Confirming recent comments by Microsoft CEO Steve Ballmer, an independent study released Friday found OpenOffice.org's free office suite to be five times more popular among adult US internet users than Google Docs.

Microsoft Office remains dominant, with 51 percent of American internet users over age 18 using it, according to a 6-month study conducted by market researcher ClickStream Technologies.

OpenOffice.org was used by 5 percent of people, versus Google Docs' 1 percent, according to the survey of 2,400 users on their home PCs conducted between May and November of this year. OpenOffice.org was also found to be used more often, 8.7 days, versus 1.5 days; and longer, an average of 9.3 minutes, versus 3.4 minutes for Google Docs, according to ClickStream's panel, which was two-thirds comprised of women.

During a keynote speech at a Gartner conference last month , Ballmer said: "We have better competition today than Google Docs and Spreadsheets. We get more competition from OpenOffice and StarOffice, frankly."

Microsoft is poised to cement that domination with its upcoming Office Web , and online versions of its Exchange and SharePoint products, to be announced this week.

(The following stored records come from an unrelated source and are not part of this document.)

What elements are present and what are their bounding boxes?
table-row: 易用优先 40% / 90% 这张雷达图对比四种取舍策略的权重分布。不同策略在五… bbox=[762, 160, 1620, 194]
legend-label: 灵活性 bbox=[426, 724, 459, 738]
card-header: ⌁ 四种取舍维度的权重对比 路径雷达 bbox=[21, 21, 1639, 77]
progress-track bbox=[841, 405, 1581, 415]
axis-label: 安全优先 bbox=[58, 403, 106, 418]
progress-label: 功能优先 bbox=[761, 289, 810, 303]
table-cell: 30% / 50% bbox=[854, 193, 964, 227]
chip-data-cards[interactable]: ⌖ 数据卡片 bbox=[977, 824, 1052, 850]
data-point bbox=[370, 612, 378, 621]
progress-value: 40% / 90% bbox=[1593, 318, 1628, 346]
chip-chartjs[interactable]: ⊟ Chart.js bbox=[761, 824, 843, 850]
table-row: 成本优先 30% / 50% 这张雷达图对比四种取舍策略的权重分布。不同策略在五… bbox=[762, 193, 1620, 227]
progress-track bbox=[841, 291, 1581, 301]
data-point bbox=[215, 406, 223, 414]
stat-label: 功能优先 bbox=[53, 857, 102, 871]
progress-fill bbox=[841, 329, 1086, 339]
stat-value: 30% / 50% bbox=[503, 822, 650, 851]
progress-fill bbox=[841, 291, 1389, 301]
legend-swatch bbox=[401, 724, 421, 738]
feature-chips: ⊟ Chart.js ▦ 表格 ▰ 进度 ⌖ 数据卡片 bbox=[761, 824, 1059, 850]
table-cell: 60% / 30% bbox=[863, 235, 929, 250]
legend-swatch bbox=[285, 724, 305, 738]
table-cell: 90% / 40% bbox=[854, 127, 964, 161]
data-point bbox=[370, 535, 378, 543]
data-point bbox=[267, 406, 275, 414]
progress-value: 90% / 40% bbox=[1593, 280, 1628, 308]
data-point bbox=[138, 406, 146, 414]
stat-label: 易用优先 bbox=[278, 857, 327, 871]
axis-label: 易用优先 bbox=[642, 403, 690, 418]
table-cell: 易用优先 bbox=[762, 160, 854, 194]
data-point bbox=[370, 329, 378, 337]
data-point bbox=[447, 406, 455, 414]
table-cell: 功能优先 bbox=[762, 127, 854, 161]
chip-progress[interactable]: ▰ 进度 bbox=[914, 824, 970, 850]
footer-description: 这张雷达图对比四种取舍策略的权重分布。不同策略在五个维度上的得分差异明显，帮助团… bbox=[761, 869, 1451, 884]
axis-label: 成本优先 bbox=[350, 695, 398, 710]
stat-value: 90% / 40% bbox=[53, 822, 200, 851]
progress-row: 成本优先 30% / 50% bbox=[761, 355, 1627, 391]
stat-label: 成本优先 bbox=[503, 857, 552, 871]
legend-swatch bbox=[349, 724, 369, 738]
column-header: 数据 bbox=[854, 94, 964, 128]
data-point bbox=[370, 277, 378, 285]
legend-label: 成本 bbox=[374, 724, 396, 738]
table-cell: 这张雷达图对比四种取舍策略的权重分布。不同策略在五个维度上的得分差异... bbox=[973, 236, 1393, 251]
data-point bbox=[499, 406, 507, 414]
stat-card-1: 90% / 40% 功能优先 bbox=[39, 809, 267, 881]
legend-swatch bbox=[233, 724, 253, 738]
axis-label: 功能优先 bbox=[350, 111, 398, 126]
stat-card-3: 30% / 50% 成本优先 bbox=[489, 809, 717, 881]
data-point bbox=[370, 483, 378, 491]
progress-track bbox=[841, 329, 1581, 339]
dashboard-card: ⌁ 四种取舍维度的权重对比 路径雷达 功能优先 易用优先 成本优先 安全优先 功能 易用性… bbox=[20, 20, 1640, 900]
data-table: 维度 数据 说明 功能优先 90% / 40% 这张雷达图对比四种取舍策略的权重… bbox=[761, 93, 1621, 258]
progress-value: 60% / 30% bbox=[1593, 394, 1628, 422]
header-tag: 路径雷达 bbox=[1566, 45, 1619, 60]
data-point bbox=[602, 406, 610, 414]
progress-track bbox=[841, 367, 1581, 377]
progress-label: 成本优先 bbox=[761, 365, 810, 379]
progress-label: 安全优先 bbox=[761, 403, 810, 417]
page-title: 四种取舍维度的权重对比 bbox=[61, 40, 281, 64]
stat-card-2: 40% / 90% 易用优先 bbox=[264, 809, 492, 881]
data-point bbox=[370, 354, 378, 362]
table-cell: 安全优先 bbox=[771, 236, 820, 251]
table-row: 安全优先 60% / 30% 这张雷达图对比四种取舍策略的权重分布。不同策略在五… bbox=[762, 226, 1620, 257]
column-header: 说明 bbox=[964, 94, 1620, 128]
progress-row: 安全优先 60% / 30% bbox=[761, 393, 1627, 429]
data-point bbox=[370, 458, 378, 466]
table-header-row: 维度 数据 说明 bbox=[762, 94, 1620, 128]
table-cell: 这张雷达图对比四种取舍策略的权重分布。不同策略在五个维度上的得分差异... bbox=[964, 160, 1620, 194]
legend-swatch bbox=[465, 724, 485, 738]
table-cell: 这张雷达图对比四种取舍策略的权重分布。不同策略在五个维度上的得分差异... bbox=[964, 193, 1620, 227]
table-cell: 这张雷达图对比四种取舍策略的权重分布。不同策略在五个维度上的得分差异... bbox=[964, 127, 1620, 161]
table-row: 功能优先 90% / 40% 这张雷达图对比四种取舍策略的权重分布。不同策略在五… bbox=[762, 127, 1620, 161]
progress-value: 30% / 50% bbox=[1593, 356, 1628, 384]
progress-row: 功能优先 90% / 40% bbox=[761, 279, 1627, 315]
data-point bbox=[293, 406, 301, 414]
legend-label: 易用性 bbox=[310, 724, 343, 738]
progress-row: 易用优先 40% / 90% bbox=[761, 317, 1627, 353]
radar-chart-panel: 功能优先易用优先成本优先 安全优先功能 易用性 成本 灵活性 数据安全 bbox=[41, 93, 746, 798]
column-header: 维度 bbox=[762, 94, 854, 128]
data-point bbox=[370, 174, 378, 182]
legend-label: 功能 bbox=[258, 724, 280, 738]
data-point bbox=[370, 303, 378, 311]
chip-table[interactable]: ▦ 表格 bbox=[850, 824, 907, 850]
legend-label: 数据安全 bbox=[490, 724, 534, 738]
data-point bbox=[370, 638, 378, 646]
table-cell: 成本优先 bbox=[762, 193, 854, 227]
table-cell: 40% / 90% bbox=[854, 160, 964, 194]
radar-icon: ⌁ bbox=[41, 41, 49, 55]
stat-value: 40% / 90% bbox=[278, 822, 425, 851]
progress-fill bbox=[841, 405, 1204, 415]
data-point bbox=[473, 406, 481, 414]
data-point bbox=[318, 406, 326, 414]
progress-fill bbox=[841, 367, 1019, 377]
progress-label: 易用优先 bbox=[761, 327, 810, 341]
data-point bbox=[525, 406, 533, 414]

The latest version, OpenOffice.org 3.0, had a strong first week, with more than 3 million downloads in that time. After one month, OpenOffice.org 3.0 had been downloaded 10 million times, the group said.

ClickStream also found that 68 percent of Google Docs or Spreadsheets users also used Microsoft Word at least once, "indicating that Google Docs has yet to be considered a stand-alone product by most of its users."

In contrast, 74 percent of OpenOffice users didn't use Word at all.

"Although Google Docs and Spreadsheets has been touted as a potential competitor to the Microsoft Office Suite, OpenOffice is currently the more likely app to take that position, possibly indicating the value of offline and local processing enabled by installed applications," said ClickStream.

A Google spokesman said in response to ClickStream's finding, "Google Docs has millions of active users and hosts tens of millions of documents. It has seen strong and steady growth since it launched two years ago as people have increasingly shifted to the cloud in order to access and collaborate on documents online."